Mais la décennie 1970 a été terrible pour lui et bien des choses ont changé. En froid avec Legrand qui juge le projet irréalisable, Demy est contraint de travailler avec un autre Michel, Colombier cette fois-ci. La musique s'ne ressent parfois, car le compositeur est moins à l'aise avec les ruptures de tons chères au cinéastes, et il n'excelle pas dans tous les registres. Les chansons les plus typées "variétés françaises" sont ainsi parfois à moitié réussies, et les arrangements aux claviers ont considérablement vieilli. Néanmoins, lorsqu'il verse dans un jazz moderne plus traditionnel de Demy ou dans de somptueuses envolées lyriques et opératiques, le film atteint des sommets d'intensité époustouflants. Car tout comme les Parapluies de Cherbourg, Une chambre en ville ets un film intégralement chanté. Et il est judicieux de noter à quel point les deux films partagent des traits - fréquents dans l'oeuvre de Demy il est vrai : Nantes déjà, ville portuaire que Demy retrouve enfin après Lola. Il y tourne en décors naturels parfois (les escaliers des halles couvertes qui étaient au centre de la topographie de Lola), mais en reconstitue certains éléments en studio (les scènes dans le magasin de Michel Piccoli par exemple). Comme dans les Parapluies ou les Demoiselles, décors et costumes sont en adéquation parfaite. C'est un pan de mur ou une tuyauterie zébrée d'un trait de jaune pour coller au veston de François, un papier peint mauve, rouge ou bleu selon la personne occupant l'espace. Les appartements sont des décors archi-travaillés, tandis que dans la ville, Demy ne peint que quelques détails.

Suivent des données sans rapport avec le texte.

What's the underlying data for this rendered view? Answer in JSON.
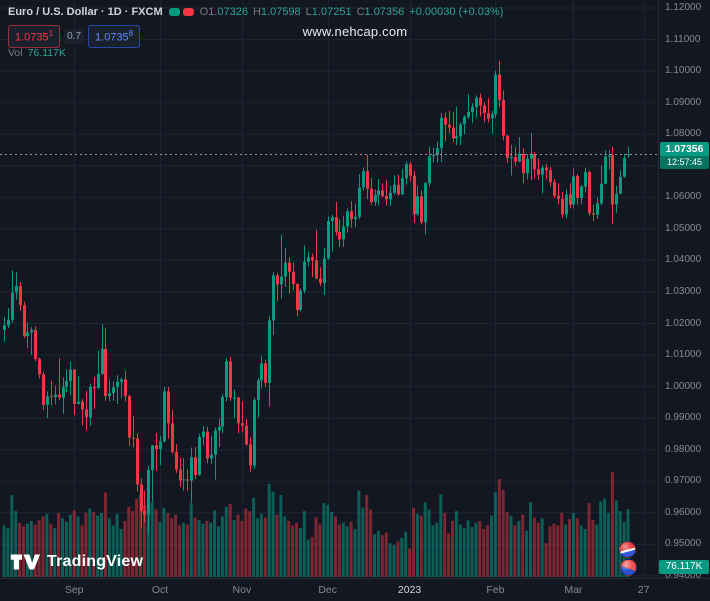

Ce choix a son importance, car Nantes est en berne dans le film : 1955, grèves et émeutes, grisailles omniprésente... il ne fallait surtout pas repeindre de couleurs chatoyantes ou agressives la ville. Les plans du génériques sur le port dominé par un disque solaire morne puis sanglant donnent le ton. L'ouverture et le clôture du film, typiquement opératiques, agissent comme des choeurs violents, puissamment tragiques. Le récent navet intégralement chanté sur les Misérables s'en sera d'ailleurs probablement souvenu. Il s'agit là du film le plus désespéré de Demy, le plus sombre et le plus tragique. A côté de ça, les Parapluies c'est burlesque. Les couples se défont, les femmes enceintes sont abandonnées de leurs amants volages, le chômage menace, l'argent vient à manquer, les forces de l'ordre répriment dans le sang, les maris jaloux se tuent devant leurs épouses qui font le tapin sous des manteaux de fourrure et les amants heureux finissent réunis dans le sang. Quiconque a vu d'autres films de Demy ne peut qu'être profondément bouleversé par un geste artistique que les chansons aux textes toujours superbes, riches en décrochages et ruptures de ton, ne font qu'amplifier.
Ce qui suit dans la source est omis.